The attached image is the tracking map/plot of a tarpon caught on my boat while on a charter in Boca Grande Pass in 2004. Brian Strajnic caught the fish on the 25th of May 2004.

This fish ate a 4-ounce jig in Boca Grande Pass at 12:41 pm and was landed 20 minutes later at 1:01 pm, May 25th, 2004.  The estimated size of the fish was 165 lbs and it was caught on 50lb test monofilament.

The fish was tagged and tracked by the Florida Fish and Wildlife Research Institute during a three-year study on the impacts of catch and release tarpon fishing in Boca Grande Pass. Scientists used ultrasonic telemetry methodology in tracking the released fish. A tarpon was caught and an ultrasonic tag was placed in the muscle area near the tarpon's dorsal fin. The fish were then followed for up to six hours in a research boat rigged with a directional hydrophone.
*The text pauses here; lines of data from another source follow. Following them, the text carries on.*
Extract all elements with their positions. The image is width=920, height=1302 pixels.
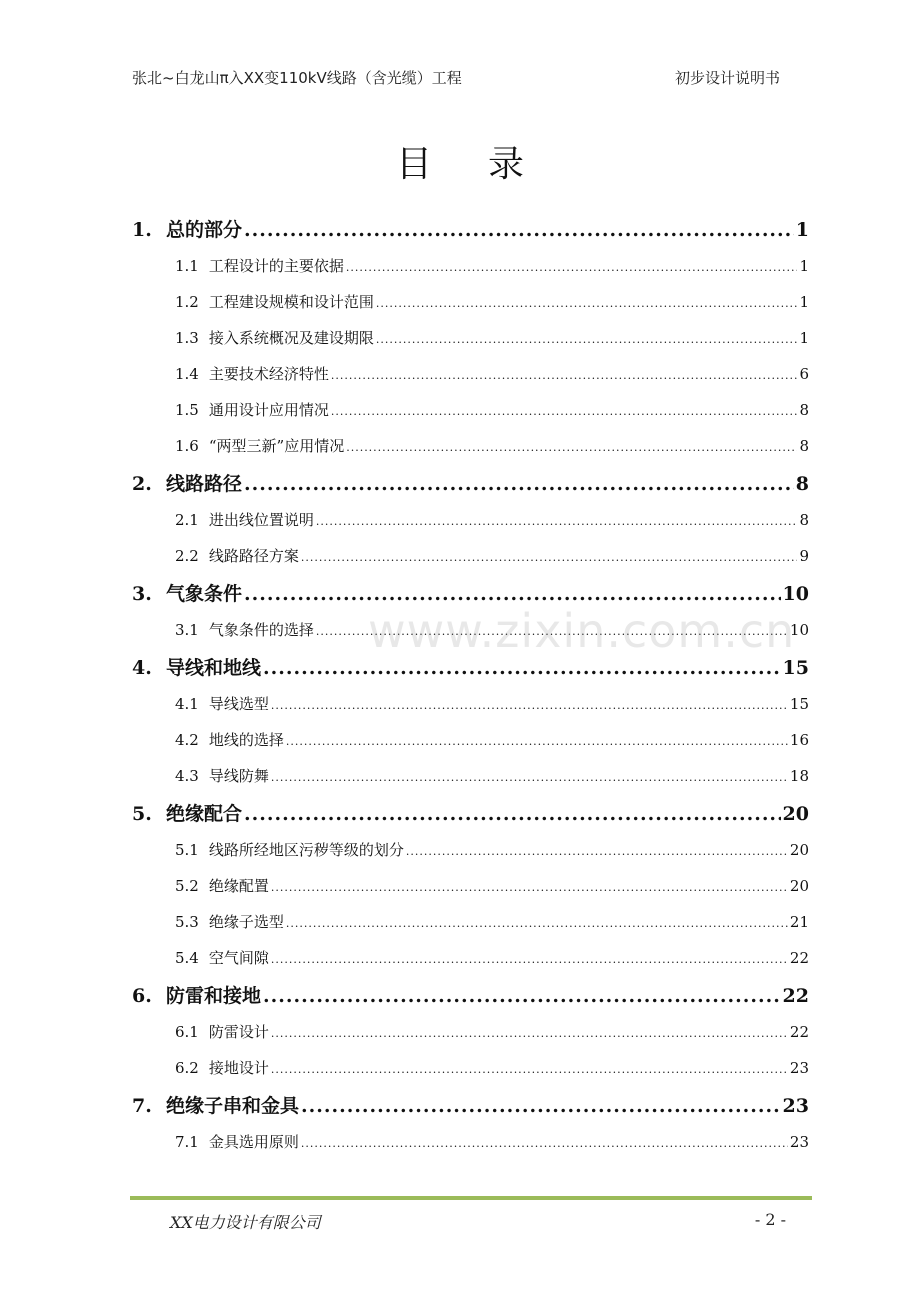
toc-entry-number: 7.1 <box>175 1133 199 1151</box>
toc-page-number: 10 <box>789 621 809 639</box>
toc-entry-number: 2.2 <box>175 547 199 565</box>
toc-section-entry[interactable] <box>132 248 809 284</box>
toc-dot-leader <box>244 466 794 502</box>
toc-dot-leader <box>406 834 788 870</box>
toc-entry-number: 6.2 <box>175 1059 199 1077</box>
toc-entry-label <box>175 502 314 538</box>
toc-entry-number: 1.1 <box>175 257 199 275</box>
footer-company: XX电力设计有限公司 <box>170 1213 321 1232</box>
toc-entry-label <box>175 940 269 976</box>
page-title: 目录 <box>395 144 580 185</box>
toc-section-entry[interactable] <box>132 868 809 904</box>
toc-entry-number: 1.3 <box>175 329 199 347</box>
toc-dot-leader <box>286 724 788 760</box>
toc-section-entry[interactable] <box>132 538 809 574</box>
toc-entry-title: 空气间隙 <box>208 949 269 967</box>
toc-page-number: 15 <box>782 657 809 679</box>
toc-entry-title: 绝缘子选型 <box>208 913 284 931</box>
toc-entry-number: 1.2 <box>175 293 199 311</box>
toc-entry-number: 5. <box>132 803 152 825</box>
toc-page-number: 8 <box>799 437 809 455</box>
toc-dot-leader <box>271 870 788 906</box>
toc-dot-leader <box>301 1088 781 1124</box>
toc-page-number: 10 <box>782 583 809 605</box>
toc-entry-number: 5.1 <box>175 841 199 859</box>
toc-entry-label <box>175 356 329 392</box>
toc-page-number: 23 <box>782 1095 809 1117</box>
toc-entry-title: 金具选用原则 <box>208 1133 299 1151</box>
toc-page-number: 22 <box>789 1023 809 1041</box>
toc-page-number: 8 <box>799 401 809 419</box>
toc-page-number: 16 <box>789 731 809 749</box>
toc-entry-number: 1.5 <box>175 401 199 419</box>
toc-section-entry[interactable] <box>132 1050 809 1086</box>
toc-section-entry[interactable] <box>132 904 809 940</box>
page-header <box>132 64 780 90</box>
toc-entry-label <box>132 1088 299 1124</box>
toc-entry-label <box>175 538 299 574</box>
toc-section-entry[interactable] <box>132 320 809 356</box>
toc-entry-title: 防雷和接地 <box>166 985 262 1007</box>
toc-chapter-entry[interactable] <box>132 574 809 612</box>
toc-page-number: 22 <box>782 985 809 1007</box>
toc-page-number: 9 <box>799 547 809 565</box>
toc-page-number: 6 <box>799 365 809 383</box>
toc-entry-title: 地线的选择 <box>208 731 284 749</box>
toc-page-number: 1 <box>799 257 809 275</box>
header-doc-type: 初步设计说明书 <box>674 68 780 87</box>
toc-page-number: 21 <box>789 913 809 931</box>
toc-entry-label <box>175 758 269 794</box>
toc-page-number: 8 <box>795 473 809 495</box>
toc-entry-title: 绝缘子串和金具 <box>166 1095 300 1117</box>
toc-dot-leader <box>346 250 798 286</box>
toc-dot-leader <box>271 942 788 978</box>
toc-section-entry[interactable] <box>132 392 809 428</box>
toc-entry-number: 4.1 <box>175 695 199 713</box>
toc-section-entry[interactable] <box>132 612 809 648</box>
toc-entry-label <box>175 1050 269 1086</box>
toc-entry-title: 线路所经地区污秽等级的划分 <box>208 841 404 859</box>
toc-entry-label <box>175 612 314 648</box>
page-footer <box>170 1210 786 1233</box>
toc-section-entry[interactable] <box>132 686 809 722</box>
toc-page-number: 23 <box>789 1059 809 1077</box>
toc-entry-label <box>132 576 242 612</box>
toc-entry-title: 导线选型 <box>208 695 269 713</box>
toc-dot-leader <box>301 1126 788 1162</box>
toc-entry-title: 绝缘配置 <box>208 877 269 895</box>
toc-page-number: 20 <box>789 841 809 859</box>
toc-entry-title: 导线和地线 <box>166 657 262 679</box>
toc-entry-number: 3. <box>132 583 152 605</box>
toc-entry-number: 1. <box>132 219 152 241</box>
toc-entry-number: 4.2 <box>175 731 199 749</box>
toc-dot-leader <box>301 540 798 576</box>
toc-entry-label <box>132 978 261 1014</box>
toc-entry-number: 7. <box>132 1095 152 1117</box>
toc-entry-number: 5.3 <box>175 913 199 931</box>
toc-chapter-entry[interactable] <box>132 976 809 1014</box>
toc-page-number: 15 <box>789 695 809 713</box>
toc-page-number: 20 <box>789 877 809 895</box>
toc-section-entry[interactable] <box>132 722 809 758</box>
toc-dot-leader <box>244 212 794 248</box>
toc-entry-label <box>175 904 284 940</box>
toc-dot-leader <box>331 358 798 394</box>
toc-dot-leader <box>263 650 781 686</box>
toc-dot-leader <box>376 286 798 322</box>
watermark: www.zixin.com.cn <box>368 604 796 658</box>
toc-entry-title: 气象条件的选择 <box>208 621 314 639</box>
footer-page-number: - 2 - <box>754 1210 786 1229</box>
toc-dot-leader <box>316 504 798 540</box>
toc-entry-label <box>175 1124 299 1160</box>
toc-chapter-entry[interactable] <box>132 464 809 502</box>
toc-entry-label <box>175 722 284 758</box>
toc-chapter-entry[interactable] <box>132 648 809 686</box>
toc-entry-title: 线路路径方案 <box>208 547 299 565</box>
toc-page-number: 1 <box>799 293 809 311</box>
toc-entry-title: 总的部分 <box>166 219 243 241</box>
toc-entry-title: 工程建设规模和设计范围 <box>208 293 374 311</box>
toc-entry-label <box>175 832 404 868</box>
toc-entry-number: 1.6 <box>175 437 199 455</box>
toc-dot-leader <box>286 906 788 942</box>
toc-entry-number: 2. <box>132 473 152 495</box>
toc-entry-title: 进出线位置说明 <box>208 511 314 529</box>
toc-entry-title: 接入系统概况及建设期限 <box>208 329 374 347</box>
toc-entry-label <box>132 796 242 832</box>
toc-chapter-entry[interactable] <box>132 210 809 248</box>
toc-page-number: 8 <box>799 511 809 529</box>
toc-page-number: 23 <box>789 1133 809 1151</box>
toc-entry-label <box>175 320 374 356</box>
toc-entry-label <box>175 428 344 464</box>
toc-section-entry[interactable] <box>132 758 809 794</box>
toc-entry-title: 接地设计 <box>208 1059 269 1077</box>
toc-entry-number: 6. <box>132 985 152 1007</box>
toc-entry-label <box>175 392 329 428</box>
toc-dot-leader <box>271 760 788 796</box>
toc-entry-number: 4. <box>132 657 152 679</box>
toc-entry-title: 气象条件 <box>166 583 243 605</box>
toc-entry-number: 5.4 <box>175 949 199 967</box>
toc-section-entry[interactable] <box>132 356 809 392</box>
toc-page-number: 1 <box>799 329 809 347</box>
toc-entry-title: 防雷设计 <box>208 1023 269 1041</box>
toc-section-entry[interactable] <box>132 428 809 464</box>
toc-section-entry[interactable] <box>132 284 809 320</box>
toc-entry-title: 通用设计应用情况 <box>208 401 329 419</box>
toc-page-number: 20 <box>782 803 809 825</box>
toc-dot-leader <box>271 1016 788 1052</box>
toc-entry-label <box>175 248 344 284</box>
toc-dot-leader <box>244 796 781 832</box>
toc-dot-leader <box>316 614 788 650</box>
toc-dot-leader <box>263 978 781 1014</box>
toc-entry-label <box>175 284 374 320</box>
toc-dot-leader <box>271 688 788 724</box>
toc-page-number: 22 <box>789 949 809 967</box>
toc-page-number: 18 <box>789 767 809 785</box>
toc-entry-label <box>175 868 269 904</box>
table-of-contents <box>132 210 809 1160</box>
toc-entry-label <box>175 1014 269 1050</box>
toc-entry-label <box>132 650 261 686</box>
toc-section-entry[interactable] <box>132 1014 809 1050</box>
toc-entry-number: 6.1 <box>175 1023 199 1041</box>
toc-entry-number: 3.1 <box>175 621 199 639</box>
toc-entry-number: 5.2 <box>175 877 199 895</box>
toc-entry-title: 工程设计的主要依据 <box>208 257 344 275</box>
toc-entry-title: 绝缘配合 <box>166 803 243 825</box>
toc-entry-label <box>132 212 242 248</box>
toc-entry-title: 线路路径 <box>166 473 243 495</box>
toc-entry-label <box>132 466 242 502</box>
toc-chapter-entry[interactable] <box>132 1086 809 1124</box>
toc-dot-leader <box>346 430 797 466</box>
footer-rule <box>130 1196 812 1200</box>
toc-entry-label <box>175 686 269 722</box>
toc-dot-leader <box>244 576 781 612</box>
toc-section-entry[interactable] <box>132 502 809 538</box>
toc-entry-number: 4.3 <box>175 767 199 785</box>
toc-dot-leader <box>376 322 798 358</box>
toc-page-number: 1 <box>795 219 809 241</box>
toc-section-entry[interactable] <box>132 832 809 868</box>
toc-entry-title: “两型三新”应用情况 <box>208 437 345 455</box>
toc-section-entry[interactable] <box>132 1124 809 1160</box>
toc-entry-number: 2.1 <box>175 511 199 529</box>
toc-entry-number: 1.4 <box>175 365 199 383</box>
header-project-title: 张北~白龙山π入XX变110kV线路（含光缆）工程 <box>132 68 462 87</box>
toc-dot-leader <box>331 394 798 430</box>
toc-entry-title: 导线防舞 <box>208 767 269 785</box>
toc-entry-title: 主要技术经济特性 <box>208 365 329 383</box>
toc-section-entry[interactable] <box>132 940 809 976</box>
toc-chapter-entry[interactable] <box>132 794 809 832</box>
toc-dot-leader <box>271 1052 788 1088</box>
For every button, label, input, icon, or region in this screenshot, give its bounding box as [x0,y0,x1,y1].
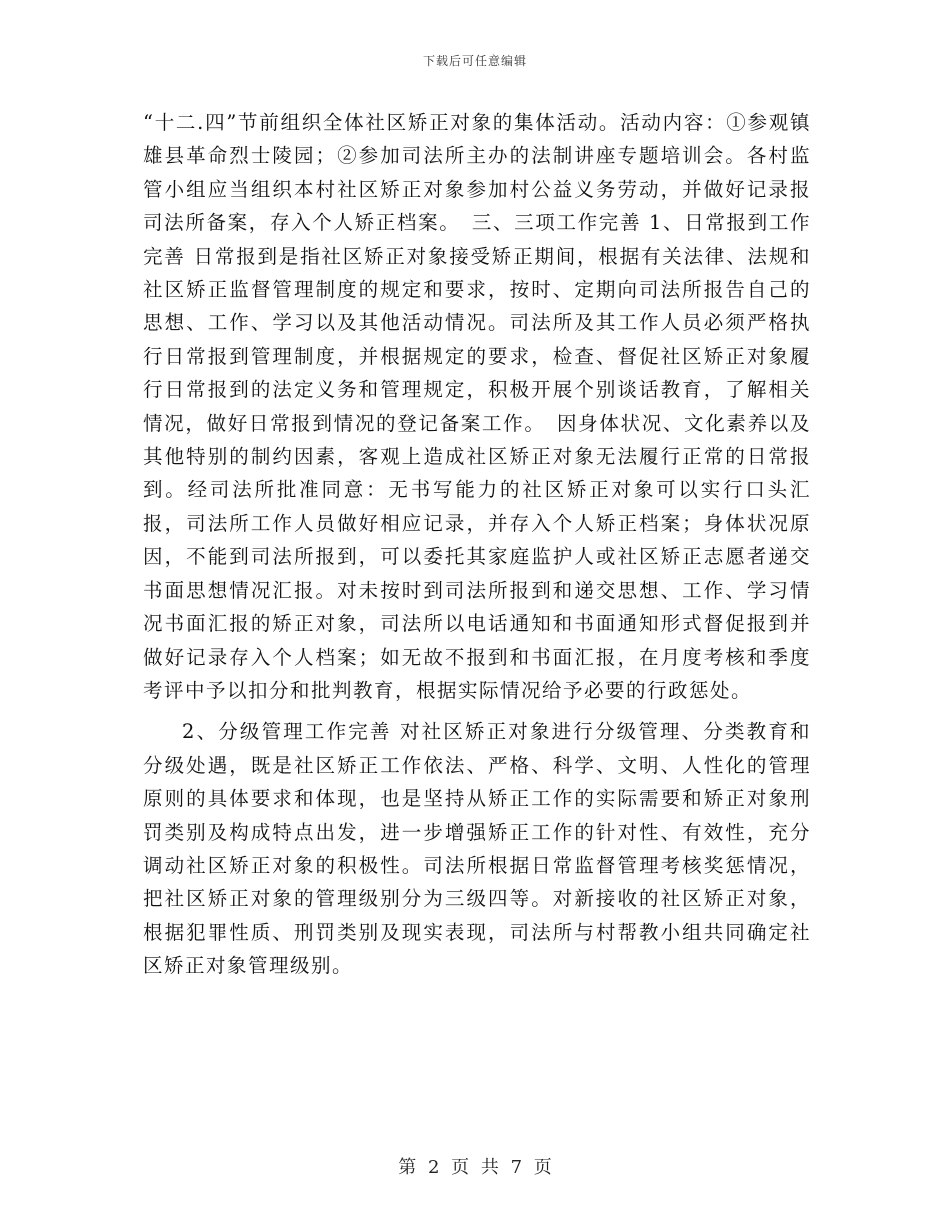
page-number: 第 2 页 共 7 页 [398,1157,552,1178]
paragraph: 2、分级管理工作完善 对社区矫正对象进行分级管理、分类教育和分级处遇，既是社区矫正工作依法、严格、科学、文明、人性化的管理原则的具体要求和体现，也是坚持从矫正工作的实际需要和矫正对象刑罚类别及构成特点出发，进一步增强矫正工作的针对性、有效性，充分调动社区矫正对象的积极性。司法所根据日常监督管理考核奖惩情况，把社区矫正对象的管理级别分为三级四等。对新接收的社区矫正对象，根据犯罪性质、刑罚类别及现实表现，司法所与村帮教小组共同确定社区矫正对象管理级别。 [143,720,811,978]
document-body [143,106,811,983]
page-header: 下载后可任意编辑 [422,54,527,68]
paragraph: “十二.四”节前组织全体社区矫正对象的集体活动。活动内容：①参观镇雄县革命烈士陵园；②参加司法所主办的法制讲座专题培训会。各村监管小组应当组织本村社区矫正对象参加村公益义务劳动，并做好记录报司法所备案，存入个人矫正档案。 三、三项工作完善 1、日常报到工作完善 日常报到是指社区矫正对象接受矫正期间，根据有关法律、法规和社区矫正监督管理制度的规定和要求，按时、定期向司法所报告自己的思想、工作、学习以及其他活动情况。司法所及其工作人员必须严格执行日常报到管理制度，并根据规定的要求，检查、督促社区矫正对象履行日常报到的法定义务和管理规定，积极开展个别谈话教育，了解相关情况，做好日常报到情况的登记备案工作。 因身体状况、文化素养以及其他特别的制约因素，客观上造成社区矫正对象无法履行正常的日常报到。经司法所批准同意：无书写能力的社区矫正对象可以实行口头汇报，司法所工作人员做好相应记录，并存入个人矫正档案；身体状况原因，不能到司法所报到，可以委托其家庭监护人或社区矫正志愿者递交书面思想情况汇报。对未按时到司法所报到和递交思想、工作、学习情况书面汇报的矫正对象，司法所以电话通知和书面通知形式督促报到并做好记录存入个人档案；如无故不报到和书面汇报，在月度考核和季度考评中予以扣分和批判教育，根据实际情况给予必要的行政惩处。 [143,111,811,702]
The long yellow "dot" plot is the track of the tarpon after the scientists tagged the fish and I subsequently released the fish in Boca Grande Pass on May 25th, 2004. After six hours, the scientist left the fish as their tracking time had ceased. On the following day of May 26th, 2004, the fish was heard again in the next pass to the north of Boca Grande Pass, known as Little Gasparilla Pass. On the third day (May 27th, 2004) the fish was heard again, this time back in Boca Grande Pass! Researchers heard the fish for the last time on June 8th, 2004 or 14 days after the fish had been initially caught, tagged and released.

The 3-year, $250,000 state study concluded:

  •  No significant differences were observed in catch-and-release mortality rates of tarpon caught by anglers using artificial jigs and live bait in Boca Grande Pass

  • Sharks were responsible for all of the confirmed mortalities, and shark attacks occurred on the line while using both methods of fishing.

  • While more tarpon were foul-hooked using artificial bait than live bait, percentages were not unusually high and did not contribute negatively to the survival of tarpon.